Bakın değerli arkadaşlar, bu elimdeki OECD raporu. AR-GE 2016'da 0,94, Türkiye 33'üncü sırada OECD üyesi ülkeler arasında ve OECD ortalamasının üçte 1'ini biz gayrisafi millî hasıladan AR-GE'ye aktarıyoruz, üçte 1'i oranında bir oran olarak.

Yine Türkiye üniversitelerinin geldiği durum, yine OECD üyesi ülkeler, Türkiye 29'uncu sırada patent sayısı itibarıyla ve -evet, dikkatli dinleyiniz- OECD üyesi ülkelerde üretilen bin patentin birisi sadece Türkiye'den çıkıyor.

(Mikrofon otomatik cihaz tarafından kapatıldı)
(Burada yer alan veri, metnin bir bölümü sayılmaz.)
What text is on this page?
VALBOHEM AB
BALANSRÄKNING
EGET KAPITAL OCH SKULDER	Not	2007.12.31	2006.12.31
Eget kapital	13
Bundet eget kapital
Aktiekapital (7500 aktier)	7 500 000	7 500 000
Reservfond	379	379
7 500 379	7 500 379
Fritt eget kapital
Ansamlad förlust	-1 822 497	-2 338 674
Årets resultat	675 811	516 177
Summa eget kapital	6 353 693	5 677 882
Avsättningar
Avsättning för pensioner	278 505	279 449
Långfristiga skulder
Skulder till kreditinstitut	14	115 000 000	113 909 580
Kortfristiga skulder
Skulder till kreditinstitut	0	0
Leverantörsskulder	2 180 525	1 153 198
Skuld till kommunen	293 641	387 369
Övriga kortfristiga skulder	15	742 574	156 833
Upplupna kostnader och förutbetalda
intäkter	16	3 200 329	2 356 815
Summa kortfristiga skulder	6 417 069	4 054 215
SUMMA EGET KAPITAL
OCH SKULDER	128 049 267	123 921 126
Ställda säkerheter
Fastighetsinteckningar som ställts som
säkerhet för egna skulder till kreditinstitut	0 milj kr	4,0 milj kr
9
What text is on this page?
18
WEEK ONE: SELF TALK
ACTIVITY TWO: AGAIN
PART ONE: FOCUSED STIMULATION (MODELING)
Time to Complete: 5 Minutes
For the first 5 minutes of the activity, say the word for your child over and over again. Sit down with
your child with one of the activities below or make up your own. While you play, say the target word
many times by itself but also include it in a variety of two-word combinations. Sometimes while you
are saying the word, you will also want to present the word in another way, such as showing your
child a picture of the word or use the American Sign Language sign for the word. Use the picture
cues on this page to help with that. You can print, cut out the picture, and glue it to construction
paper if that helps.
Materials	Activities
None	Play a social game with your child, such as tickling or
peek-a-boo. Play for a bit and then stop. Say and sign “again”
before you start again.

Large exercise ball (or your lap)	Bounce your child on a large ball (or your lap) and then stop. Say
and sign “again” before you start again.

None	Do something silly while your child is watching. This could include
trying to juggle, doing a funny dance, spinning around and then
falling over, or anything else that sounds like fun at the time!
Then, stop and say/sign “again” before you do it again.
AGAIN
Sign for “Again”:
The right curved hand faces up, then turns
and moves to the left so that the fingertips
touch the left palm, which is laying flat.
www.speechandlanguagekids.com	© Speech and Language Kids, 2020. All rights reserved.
BAŞKAN - Tamamlayın lütfen, bir dakika ek süre veriyorum.

KAMİL OKYAY SINDIR (Devamla) - Üniversitelerin geldiği durum bu, AR-GE'ye yapılan harcamalar ortada, Türkiye üniversiteleri bir çöküşün içerisinde, atanan rektörler üzerinden bir biat kültürü hepimizin malumu ve atanan rektörler üzerinden artık umudunu yitirmiş, bilimsel özerklikten vazgeçmiş, artık araştırma geliştirme, proje üretmekten bile imtina eden, üzerine ölü toprağı serpilmiş üniversiteleri yardımcı doçent kadrosunu kaldırarak falan da değil, adını değiştirerek -böyle bir palyatif, geçici- yukarıdakinin dilekleri, arzuları, istekleri yerine gelsin diye bu yüce Meclis bunları konuşuyor.

Değerli arkadaşlar, son sözüm, yazıktır diyorum, günahtır diyorum. Bu ülkeye yazıktır, üniversitelere yazıktır, Türkiye'nin geleceğine yazıktır. Kendimizi kandırmayalım diyorum.